Speakers: Dr Radmila Juric, Dr Eiman Almami, Dr Ibtesam Almami
In the last couple of years, knowledge management and discoveries in Biomedical Science have advanced through the application of Generative AI technologies across various domains, which range from drug discoveries, development and repurposing, patient care/healthcare delivery and pharmacovigilance to summarising biomedical research advances/results and creating collaborative transdisciplinary collaborations. However, there is overwhelming evidence that the precision of generative AI technologies in knowledge discovery/dissemination is debatable, in general. It does not look encouraging to claim that the GenAI technology is an answer to quick discoveries of or insights into knowledge, considering that data/knowledge is scattered across various sources with the complex semantic of data, its structures and their relationships. It is difficult to ultimately create or discover knowledge we need and trust, using GenAI and thus it is prudent to highlight that predictive inference might never be able to create/discover knowledge which is valid beyond reasonable doubt.
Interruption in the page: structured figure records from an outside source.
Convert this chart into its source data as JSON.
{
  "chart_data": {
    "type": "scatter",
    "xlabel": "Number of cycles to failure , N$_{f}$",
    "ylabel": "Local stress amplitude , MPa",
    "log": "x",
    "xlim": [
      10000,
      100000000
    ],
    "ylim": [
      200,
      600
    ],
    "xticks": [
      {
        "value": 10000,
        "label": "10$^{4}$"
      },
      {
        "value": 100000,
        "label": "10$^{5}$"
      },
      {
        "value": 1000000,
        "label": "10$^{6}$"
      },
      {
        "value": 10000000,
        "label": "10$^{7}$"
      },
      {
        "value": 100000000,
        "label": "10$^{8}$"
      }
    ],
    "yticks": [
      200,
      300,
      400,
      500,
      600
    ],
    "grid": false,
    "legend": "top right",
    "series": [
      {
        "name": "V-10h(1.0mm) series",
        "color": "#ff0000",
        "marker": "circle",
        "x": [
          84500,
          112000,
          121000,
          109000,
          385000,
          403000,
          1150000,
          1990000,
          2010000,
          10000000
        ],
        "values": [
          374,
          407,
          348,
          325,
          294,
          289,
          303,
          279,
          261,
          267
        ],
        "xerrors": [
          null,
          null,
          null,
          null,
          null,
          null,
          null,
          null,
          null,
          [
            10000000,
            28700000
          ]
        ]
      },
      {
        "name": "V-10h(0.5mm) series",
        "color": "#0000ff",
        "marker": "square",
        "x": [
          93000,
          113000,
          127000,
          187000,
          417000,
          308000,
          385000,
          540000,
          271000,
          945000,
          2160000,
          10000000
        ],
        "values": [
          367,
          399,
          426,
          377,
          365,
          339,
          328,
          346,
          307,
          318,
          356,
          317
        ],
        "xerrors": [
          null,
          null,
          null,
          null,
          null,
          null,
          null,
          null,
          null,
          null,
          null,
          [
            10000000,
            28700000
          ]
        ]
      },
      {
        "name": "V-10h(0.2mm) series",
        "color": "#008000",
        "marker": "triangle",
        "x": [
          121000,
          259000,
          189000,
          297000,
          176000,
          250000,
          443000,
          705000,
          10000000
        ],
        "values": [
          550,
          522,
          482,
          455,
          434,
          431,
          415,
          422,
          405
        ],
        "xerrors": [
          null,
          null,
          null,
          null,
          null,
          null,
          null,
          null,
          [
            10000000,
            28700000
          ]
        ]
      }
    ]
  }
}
There are numerus attempts to address this deficiency of predictive inference in GenAI, particularly if the technology relies on LLM and one of the latest ideas is to replace popular Retrieval Augmented Generation (RAG) with Knowledge Augmented Generation (KAG).
In this workshop we look at the opportunities offered by KAG in biomedical science from two different perspective. One is the natural extension of the GenAI technologies towards knowledge structures based on knowledge bases and graphs. The other approach is in defining GenAI models with extensions towards logic inference which offers both: structures not dissimilar to knowledge graphs and logic reasoning which could remedy the deficiency of predictive inference. We look at the challenges of using KAG and
(a) debate our software solution which accommodates GenAI augmentation with logic reasoning;
(b) outline which software platforms and GenAI models are suitable or needed to create operational environments in which results of applying GenAI are valid beyond reasonable doubt.
The field of biomedical science proved to be ideal to use in this workshop for a variety of reasons. There is an abundance of examples in biomedicine and life sciences to illustrate problems of using GenAI and justify debates in the workshop. However, the outcome is applicable to the use of GenAI technologies in general and across problem domains, particularly if our dependence in creating GenAI models will on LLM in future.